Industrial-scale reverse osmosis is becoming the norm in places from Malaysia to Spain – which, according to Prof. Oren, seems to be in a friendly competition with Israel to build the world’s largest desalination plant. Spain is also currently building 20 desalination plants, which will handle about one percent of the country’s total water needs within just a few years.
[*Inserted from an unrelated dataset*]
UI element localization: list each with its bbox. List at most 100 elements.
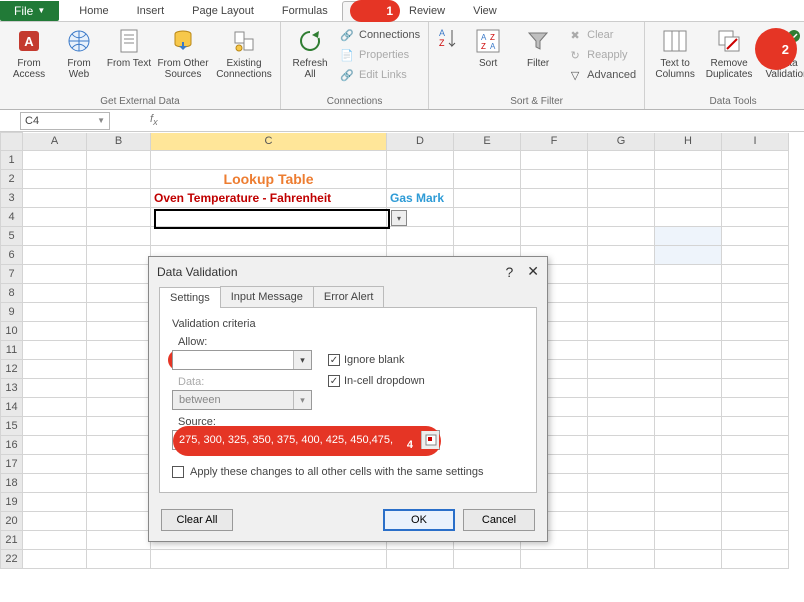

Between the demands of population growth, increasing energy consumption and more people wanting a better way of life, conditions on Planet Earth are changing. Right now, the shape and tone of the lives we’ll lead in the future are up for discussion. But some things are essential, and none of those is more vital than clean fresh water – and lots of it. While the rest of us come to terms with how we want to live life in the future, Prof. Oren and his colleagues are building on the work of Sidney Loeb to ensure that we’ll have the water we need to live it.